Ainsi, dès le départ, une demande d'ordonnance de prolongation est déposée (section 64E(a)).  Si les conditions prévues par la législation sont remplies, un avis d'intention d'accorder une telle ordonnance doit être publié (article 64E(c)).  Si les conditions ne sont pas remplies, la demande doit être rejetée « dans les soixante jours suivant la date d'examen de la demande d'ordonnance de prolongation » (section 64E(d)).

Cependant, comme le soutient l'appelant, il est possible que le demandeur d'une ordonnance de prolongation ne remplisse pas formellement les conditions, mais il est possible qu'elle les respecte à l'avenir, par exemple en raison de l'octroi d'un permis de commercialisation du médicament sans qu'une ordonnance de prolongation ne soit encore délivrée en dehors d'Israël.  Dans ces circonstances, une procédure scindée a été engagée, par laquelle un avis en vertu de l'article 64E(e)(1) est publié pour la première fois indiquant que le registraire des brevets émettra une ordonnance de prolongation « sous réserve de la délivrance d'ordonnances de prolongation d'un tel brevet de référence pendant la période de validité du brevet de base ».

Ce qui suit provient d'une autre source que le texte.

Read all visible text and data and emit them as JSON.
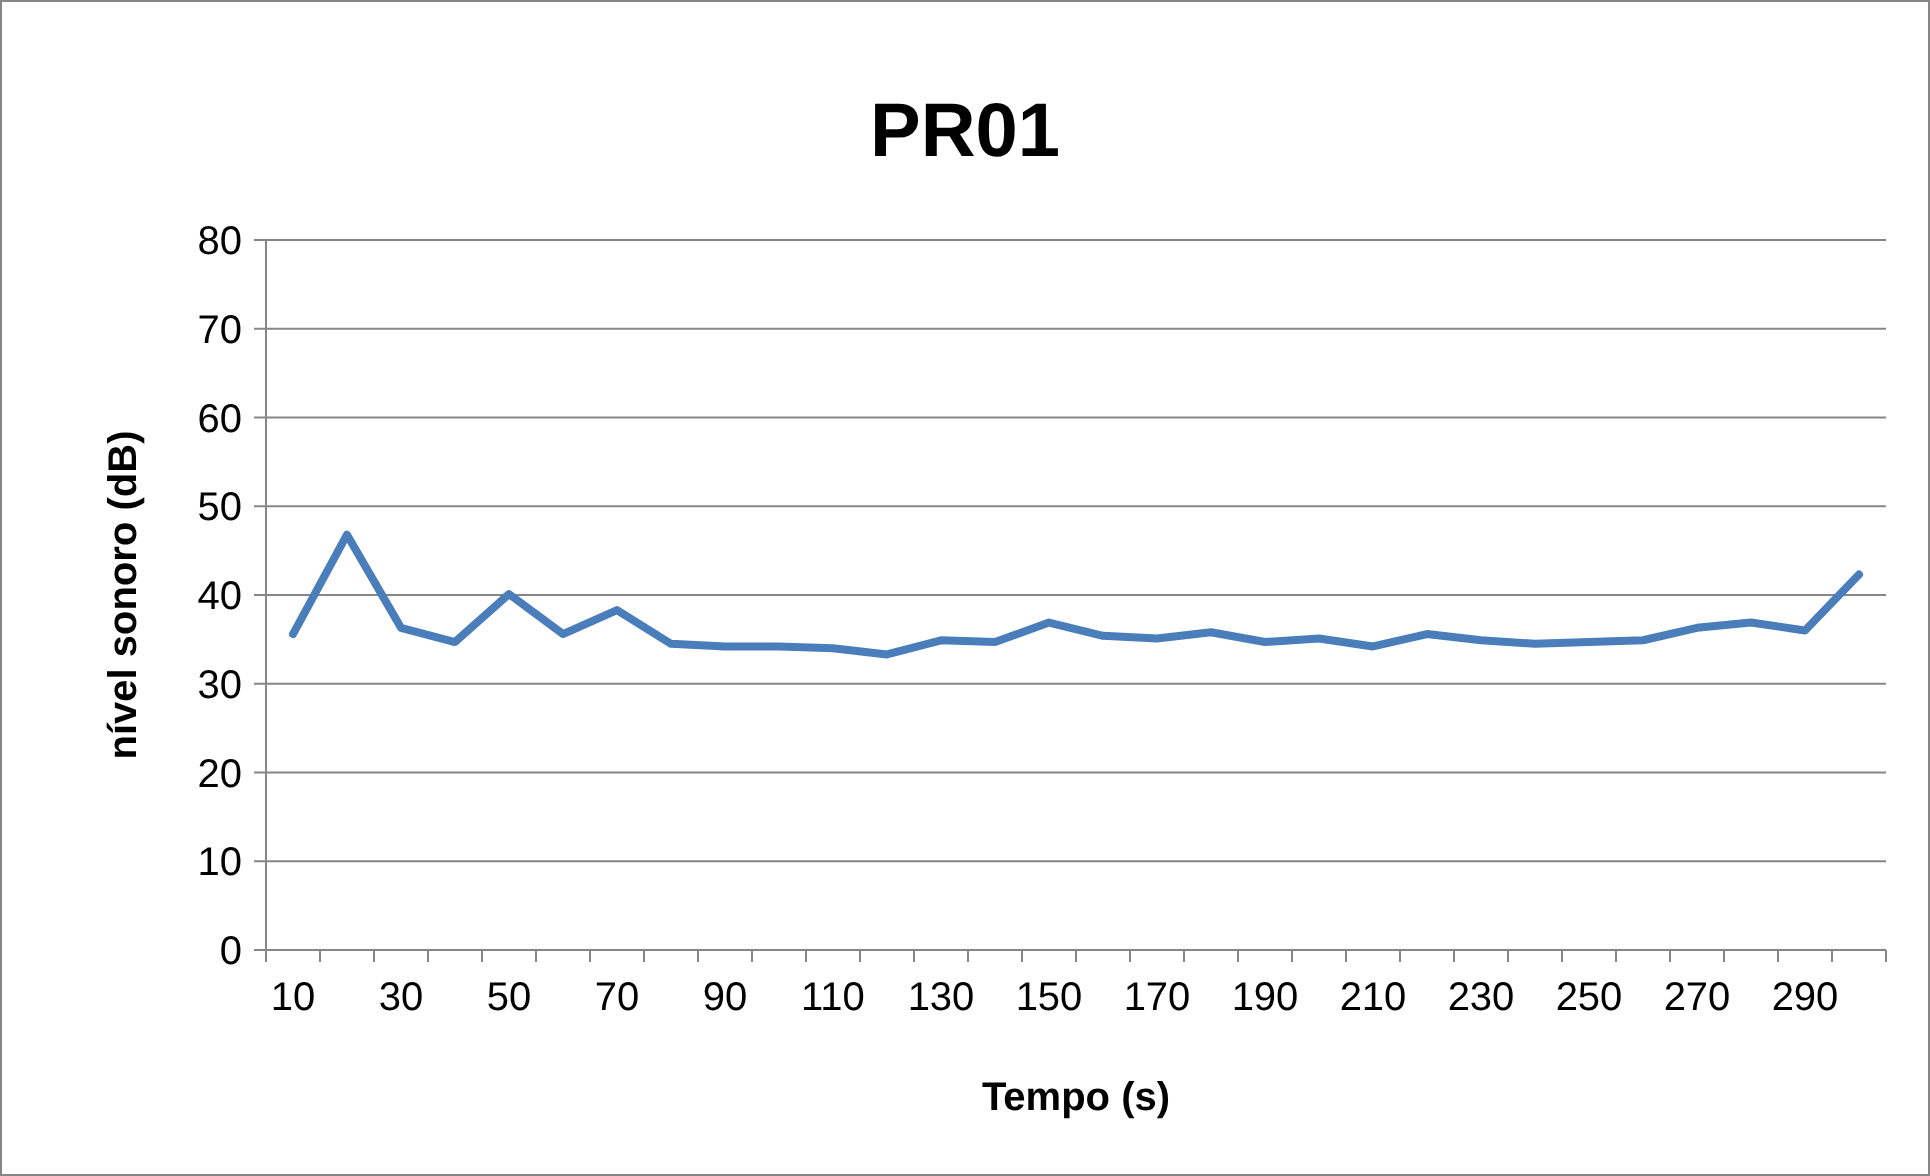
{
  "chart_data": {
    "type": "line",
    "title": "PR01",
    "xlabel": "Tempo (s)",
    "ylabel": "nível sonoro (dB)",
    "categories": [
      "10",
      null,
      "30",
      null,
      "50",
      null,
      "70",
      null,
      "90",
      null,
      "110",
      null,
      "130",
      null,
      "150",
      null,
      "170",
      null,
      "190",
      null,
      "210",
      null,
      "230",
      null,
      "250",
      null,
      "270",
      null,
      "290",
      null
    ],
    "series": [
      {
        "color": "#4a7ebb",
        "values": [
          35.6,
          46.8,
          36.3,
          34.7,
          40.1,
          35.6,
          38.3,
          34.5,
          34.2,
          34.2,
          34.0,
          33.3,
          34.9,
          34.7,
          36.9,
          35.4,
          35.1,
          35.8,
          34.7,
          35.1,
          34.2,
          35.6,
          34.9,
          34.5,
          34.7,
          34.9,
          36.3,
          36.9,
          36.0,
          42.3
        ]
      }
    ],
    "ylim": [
      0,
      80
    ],
    "yticks": [
      0,
      10,
      20,
      30,
      40,
      50,
      60,
      70,
      80
    ],
    "grid": "y",
    "marker": "none",
    "line_style": "solid"
  }
}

Et si des ordonnances de prolongation sont effectivement émises à l'étranger, et que les conditions des deux pays sont respectées, la deuxième étape de la procédure de scission intervient, et un avis est publié conformément à l'article 64E(e)(3), et il s'agit d'un avis complémentaire, comme indiqué dans la section.

  1. Ainsi, nous voyons différents chemins qui, au final, aboutissent à une situation où, tant que des ordonnances de prolongation sont émises à l'étranger dans les pays concernés, et que les conditions des deux pays sont respectées, une ordonnance de prolongation est émise en Israël. Les différents avis, donnés aux différentes options, ne sont que des gares en chemin.  Et lorsque la route est couronnée de succès, une ordonnance de prolongation est émise, à un bon moment opportun.  Et lorsque l'ordonnance est accordée, elle se met en travers de son chemin et avale les différents avis qui ont conduit à sa formulation.
  2. L'appelant souligne que l'ordonnance de prolongation, conformément à la loi, n'entre en vigueur qu'après l'expiration de la période de brevet de base (conformément aux dispositions Article 64H(b) Droit), cependant, cela n'enlève rien au fait que l'ordonnance de prolongation est devenue une norme juridique valide Au moment de son annonce.

Il est important de se rappeler et de mentionner à cet égard la distinction fondamentale entre la date d'entrée en vigueur de la norme juridique et la date de son applicabilité.  « La date de mise en vigueur est la date à laquelle l'acte administratif acquiert sa validité juridique...  En revanche, la date de demande est la date à laquelle la norme établie dans l'acte administratif commence à s'appliquer aux questions et situations, et à créer des droits et obligations, tels qu'ils en sont déterminés » (Yitzhak Zamir Administrative Authority : The Administrative Procedure 1338 (2011)).  En effet, l'ordonnance de prolongation est une norme administrative, puisqu'elle est émise par une autorité administrative qui régule l'industrie des brevets.